How are lambda captures initialized in case of nested lambdas?

First, note that whether a capture is by copy or by reference depends only on the lambda expression's own lambda-introducer (the initial [] part), per C++11 [expr.prim.lambda] paragraph 14 (or C++17 [expr.prim.lambda.capture] paragraph 10).

The pieces you quoted from C++11 [expr.prim.lambda]/16 (or the same in C++17 [expr.prim.lambda.capture]/13) change only what entity is captured, not the type of the capture. So in the example, the inner lambda used to initialize m2 captures the b from the original definition, by copy.

Then, note C++11 [expr.prim.lambda]/21:

When the lambda-expression is evaluated, the entities that are captured by copy are used to direct-initialize each corresponding non-static data member of the resulting closure object.

(C++17 [expr.prim.lambda.capture]/15 starts out the same, but additional wording is added for the init-capture syntax like [var=init].)

In the example, the inner lambda-expression for initializing m2 is evaluated, and the closure object's member for b is initialized, each time m1.operator() is invoked, not in the order the lambda-expression appears in the code. Since the lambda for m2 captures the original b by copy, it gets the value of that b at the time m1 is called. If m1 were called multiple times, that initial value for b could be different each time.

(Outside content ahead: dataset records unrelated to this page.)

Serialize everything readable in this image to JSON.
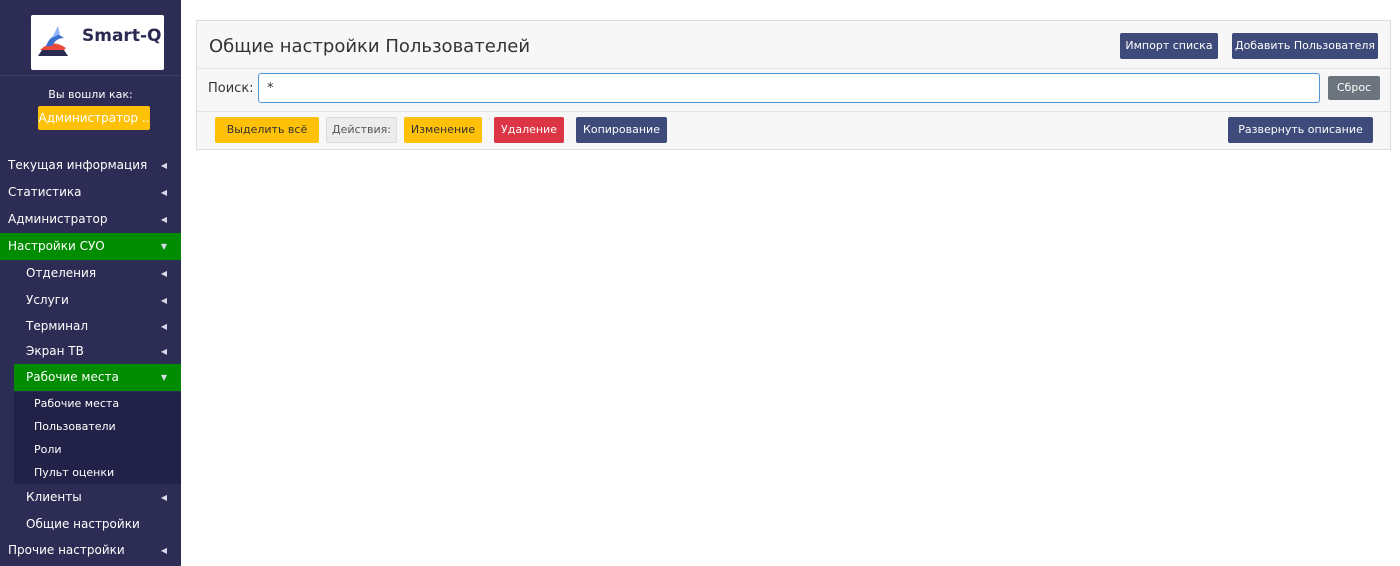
{
  "sidebar": {
    "logo_text": "Smart-Q",
    "logged_in_label": "Вы вошли как:",
    "user_button_label": "Администратор ..",
    "menu": {
      "current_info": "Текущая информация",
      "statistics": "Статистика",
      "administrator": "Администратор",
      "suo_settings": "Настройки СУО",
      "departments": "Отделения",
      "services": "Услуги",
      "terminal": "Терминал",
      "tv_screen": "Экран ТВ",
      "workplaces": "Рабочие места",
      "workplaces_sub": "Рабочие места",
      "users": "Пользователи",
      "roles": "Роли",
      "rating_panel": "Пульт оценки",
      "clients": "Клиенты",
      "general_settings": "Общие настройки",
      "other_settings": "Прочие настройки"
    },
    "active_color": "#008c00",
    "background_color": "#2c2c54"
  },
  "panel": {
    "title": "Общие настройки Пользователей",
    "import_label": "Импорт списка",
    "add_user_label": "Добавить Пользователя",
    "search_label": "Поиск:",
    "search_value": "*",
    "reset_label": "Сброс",
    "select_all_label": "Выделить всё",
    "actions_label": "Действия:",
    "edit_label": "Изменение",
    "delete_label": "Удаление",
    "copy_label": "Копирование",
    "expand_label": "Развернуть описание"
  },
  "colors": {
    "accent_yellow": "#ffc107",
    "navy_button": "#3d4a7a",
    "danger_red": "#dc3545",
    "secondary_gray": "#6c757d"
  },
  "icons": [
    "logo-icon",
    "chevron-left-icon",
    "chevron-down-icon"
  ]
}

— if m1 captures the entity by reference, m2 captures the same entity captured by m1.

Yes, so b in m2's capture list captures not the reference itself (the capture of m1, that is), but the object that it points to.

But whether m2 captures b by value or by reference is determined solely by what's written in m2's capture list. There's no & before b, so b is captured by value.

when is b inside m2 initialised?

When control reaches auto m2 = ...;. At that point, the reference to b stored in m1 is examined, and the object it points to is copied into m2.


Here's an easier explanation.

  • When you capture a reference by value, you make a copy of the object that it points to.

  • When you capture a reference by reference, you make a reference to the object that it points to.

Here, "capturing a reference" applies equally well to capturing actual references, and to capturing reference-captures of enclosing lambdas.